Order of the Day for the Second Reading read.


My Lords, I am asking you to-day to give a Second Reading to a Bill which with one or two exceptions, to which I will draw your Lordships' attention, is identical with the Bill which passed your Lordships' House last April, and for which time was not found in the other House. I think an attempt was made there to get the Bill through after eleven o'clock, but of course it did not succeed. In 1933, for the first time, solicitors in Scotland got the necessary powers to set up a General Council for the profession. Such a body had long been established in England and also in Ireland. In the Act of 1933 the Scottish Council was not endued with all the powers that at that time were vested in the corresponding bodies in those two other countries: it was thought wise to take the thing by stages, and to get the General Council firmly seated in the saddle before getting these additional powers. That Act contained provisions, the most important of which was undoubtedly the setting up of a Discipline Committee for the disciplining, where necessary, of members of the profession. The present Bill is an attempt to bring the powers of the Scottish General Council into line with the powers that already exist in England.

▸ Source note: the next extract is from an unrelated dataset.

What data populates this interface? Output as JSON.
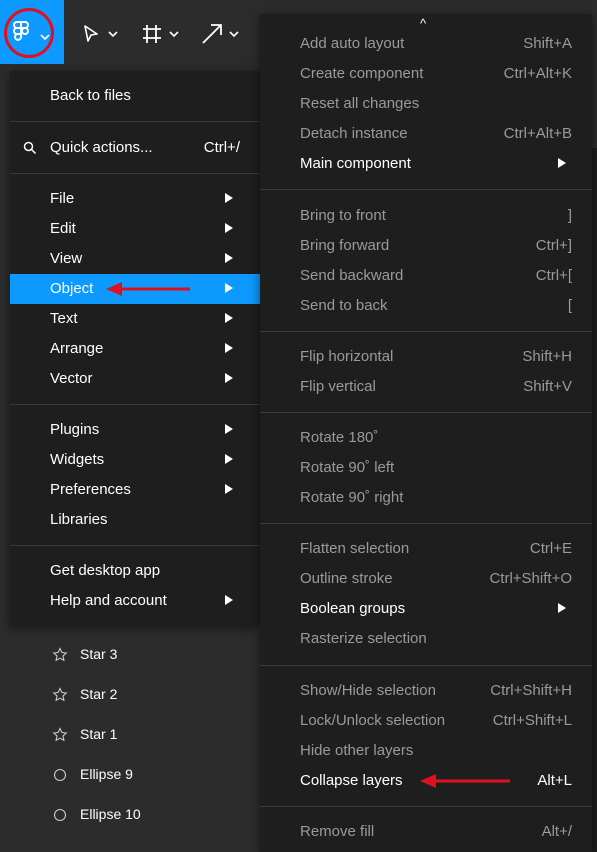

I think I can state the points very shortly. With regard to the first ten clauses (in Part I), those are to effect a transfer of the power of issuing practising certificates to members of the profession, to the General Council in place of the Court of Session, in which it resides at the present moment. The Law Society in England have long had the power to issue these certificates in this country and I do not think there can be any possible objection to that course. Part II relates to the discipline side and, in effect, gives power to the General Council to make rules with regard to certain matters, the method of keeping accounts and so on, which are described in Clause II and which are identical with the powers that already exist in England and in Ireland. The one really new thing in this Bill as compared with the Bill which passed your Lordships' House last April, is Clause 15, relief to banks. That is a clause for the protection of bankers which is identical with Section 8 of the English Act of 1933. I do not think there can be any question that that is a wise provision.

Then I come to Part III which, with the exception of some drafting amendments, is identical with the Bill of last April except as regards Clause 16, where there have been some modifications in the language which I do not think make very much difference but make the clause a little more moderate than it was originally. I do not think there is really any very material change, but it was altered at the desire of certain practising members of the profession who thought that as originally drawn the terms of the clause were a little too strict. The purpose of the first three Clauses of Part III, Clauses 16, 17 and 18, is to allow a control of the practice of taking apprentices. Clause 18 is particularly important to the profession because some difficulties may be experienced, for example, in the case of an apprentice whose master has suddenly left the country, or something of that kind, when the articles of apprenticeship have not yet expired, so that the poor apprentice is left in the air for the time being. It is quite obvious that that power is most desirable. The remaining clauses are consequential on the earlier provisions of the Bill.

There is only one clause, I think, that can be said to be more than that, and that is Clause 24, in which, in paragraph (a), the Lord Advocate is added to the class of persons who are entitled to make representations or complaints with regard to the conduct of a solicitor. That obviously must have been an omission from the earlier Acts and is one that clearly should be remedied. With these general words I hope I have sufficiently explained the object and purpose of this measure, and I move that the Bill be now read a second time.

Moved, That the Bill be now read 2a.—(Lord Thankerton.)


My Lords, His Majesty's Government have considered this Bill and approve, generally speaking, of the provisions in it. At any rate they invite your Lordships to give it a Second Reading.

On Question, Bill read 2a, and committed to a Committee of the Whole House.